Taranto torna al voto il 25 e 26 maggio dopo lo scioglimento anticipato del consiglio comunale. Per la seconda volta consecutiva, l’esperienza amministrativa di Rinaldo Melucci si interrompe prima del tempo, tra tensioni interne e interferenze esterne che hanno reso difficile il governo della città. Lo «stellone» non ha assistito il sindaco uscente né le coalizioni che lo hanno sostenuto. La gestione della cosa pubblica ha somigliato più a un campo di battaglia che a una normale dialettica istituzionale. Negli ultimi anni, Taranto è sembrata vivere sotto una sorta di protettorato informale, con poteri esterni - anche istituzionali - che, più che risolvere problemi, hanno finito per radicalizzarli.
In questo scenario, le prossime elezioni si configurano come un banco di prova del tutto nuovo. In pole position ci sono quattro coalizioni civiche, guidate da candidati sindaci privi di riferimenti diretti ai partiti nazionali. È una svolta rispetto al passato: Taranto si propone oggi come un laboratorio politico anomalo, dove le alleanze si formano su base territoriale e trasversale, senza seguire gli schemi tradizionali del centrosinistra o del centrodestra. Non è un caso che la città sia ormai l’ultimo baluardo del cosiddetto «campo largo» nell’area ionico-salentina: Brindisi è già passata al centrodestra con Pino Marchionna, mentre Lecce è tornata nelle mani di Adriana Poli Bortone, che ha vinto al primo turno defenestrando Carlo Salvemini. A Taranto si andrà quasi certamente al ballottaggio.
I giochi sono aperti, e a San Cataldo - storicamente abituato agli «straordinari» - ci si prepara a un altro finale al fotofinish. Eppure, per quanto simbolico, l’esito del voto a Taranto non influenzerà le prossime elezioni regionali. Il percorso per la guida della Puglia è ormai su binari autonomi. Il centrosinistra ha già individuato in Antonio Decaro - già sindaco di Bari nonché europarlamentare - il proprio candidato alla presidenza della Regione. La sua attesa «accettazione ufficiale» è vista come il naturale proseguimento di un ciclo iniziato dieci anni fa con Michele Emiliano e prima ancora con la «poesia e la prosa» di Nichi Vendola. Cicli lunghi, carichi di luci e ombre: ora la Puglia necessita di un nuovo inizio. Ma Decaro, per quanto stimato, dovrà liberarsi dai «lacci e laccioli» del passato. Il futuro consiglio regionale non può essere il refugium peccatorum di un notabilato politico nostalgico. Serve discontinuità vera, anche nella composizione della classe dirigente.

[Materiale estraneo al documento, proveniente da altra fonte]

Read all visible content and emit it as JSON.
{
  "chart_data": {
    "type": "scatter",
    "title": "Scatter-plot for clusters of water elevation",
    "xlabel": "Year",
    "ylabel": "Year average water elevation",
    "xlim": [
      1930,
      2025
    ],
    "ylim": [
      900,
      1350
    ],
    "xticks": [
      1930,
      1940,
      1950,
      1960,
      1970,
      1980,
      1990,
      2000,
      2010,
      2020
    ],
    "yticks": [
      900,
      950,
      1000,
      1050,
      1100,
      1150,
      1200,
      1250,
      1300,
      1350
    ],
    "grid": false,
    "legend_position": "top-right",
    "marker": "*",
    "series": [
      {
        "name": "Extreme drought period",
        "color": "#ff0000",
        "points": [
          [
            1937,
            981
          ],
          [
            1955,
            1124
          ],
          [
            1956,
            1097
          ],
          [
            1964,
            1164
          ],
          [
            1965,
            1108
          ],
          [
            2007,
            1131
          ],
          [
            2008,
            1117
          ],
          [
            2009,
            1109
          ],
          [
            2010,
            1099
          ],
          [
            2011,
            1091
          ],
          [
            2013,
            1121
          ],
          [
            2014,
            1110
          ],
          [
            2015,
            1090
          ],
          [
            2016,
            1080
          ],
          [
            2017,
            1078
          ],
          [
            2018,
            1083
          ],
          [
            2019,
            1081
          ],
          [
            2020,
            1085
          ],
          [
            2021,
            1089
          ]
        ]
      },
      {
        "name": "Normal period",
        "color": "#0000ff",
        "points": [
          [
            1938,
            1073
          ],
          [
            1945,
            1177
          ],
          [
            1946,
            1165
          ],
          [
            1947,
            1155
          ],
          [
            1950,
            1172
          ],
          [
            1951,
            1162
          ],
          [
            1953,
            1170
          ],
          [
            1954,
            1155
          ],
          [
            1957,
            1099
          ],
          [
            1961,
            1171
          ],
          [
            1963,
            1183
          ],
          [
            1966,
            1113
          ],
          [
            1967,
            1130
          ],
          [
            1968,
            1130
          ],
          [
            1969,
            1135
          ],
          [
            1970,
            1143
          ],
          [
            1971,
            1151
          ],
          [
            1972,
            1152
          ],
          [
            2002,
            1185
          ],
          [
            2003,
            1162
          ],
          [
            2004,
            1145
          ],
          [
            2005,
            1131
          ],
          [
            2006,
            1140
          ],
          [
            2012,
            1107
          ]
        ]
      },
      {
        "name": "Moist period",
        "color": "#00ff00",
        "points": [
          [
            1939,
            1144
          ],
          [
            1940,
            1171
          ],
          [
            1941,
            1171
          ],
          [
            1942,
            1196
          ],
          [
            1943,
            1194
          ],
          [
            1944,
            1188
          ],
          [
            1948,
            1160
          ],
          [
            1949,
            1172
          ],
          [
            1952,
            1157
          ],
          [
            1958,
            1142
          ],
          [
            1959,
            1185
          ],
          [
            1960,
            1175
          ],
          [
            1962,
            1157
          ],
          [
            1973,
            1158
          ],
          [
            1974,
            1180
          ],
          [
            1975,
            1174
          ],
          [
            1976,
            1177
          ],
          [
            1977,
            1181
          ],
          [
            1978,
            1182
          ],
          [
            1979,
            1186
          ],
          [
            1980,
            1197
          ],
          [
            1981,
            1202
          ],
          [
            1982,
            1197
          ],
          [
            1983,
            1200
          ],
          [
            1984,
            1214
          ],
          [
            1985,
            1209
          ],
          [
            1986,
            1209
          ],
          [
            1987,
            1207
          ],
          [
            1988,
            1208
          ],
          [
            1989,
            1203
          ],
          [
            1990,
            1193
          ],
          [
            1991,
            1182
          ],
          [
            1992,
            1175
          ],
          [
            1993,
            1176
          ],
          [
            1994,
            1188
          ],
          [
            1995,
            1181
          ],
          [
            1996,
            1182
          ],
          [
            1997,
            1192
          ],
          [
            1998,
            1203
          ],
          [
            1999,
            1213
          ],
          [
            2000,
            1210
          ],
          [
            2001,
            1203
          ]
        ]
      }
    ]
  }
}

Sul fronte opposto, il centrodestra appare in affanno. Dopo la corsa improvvisata alle comunali di Bari, dove si è faticosamente trovato un candidato «di sacrificio» per non cedere senza combattere, oggi la coalizione è ancora senza un nome competitivo per la Regione. Un deficit di leadership che pesa come un macigno e che nemmeno l’effetto Giorgia Meloni potrà compensare all’infinito.
Eppure, la Puglia è una regione che ha conosciuto il buongoverno. Da presidenti di ogni colore politico. Ha lasciato il segno a livello nazionale e internazionale, e sarebbe ingiusto cancellare tutto con uno scaricabarile retroattivo. Non si può buttare via il bambino con l’acqua sporca.
Ma il tempo delle rendite è finito. Il voto di Taranto, seppur locale, è il termometro di una sfiducia più profonda. Quella tra cittadini e istituzioni. Recuperarla è la vera sfida. Per Taranto, per la Puglia, e per una politica che voglia davvero tornare ad avere radici nel territorio e a volare alto.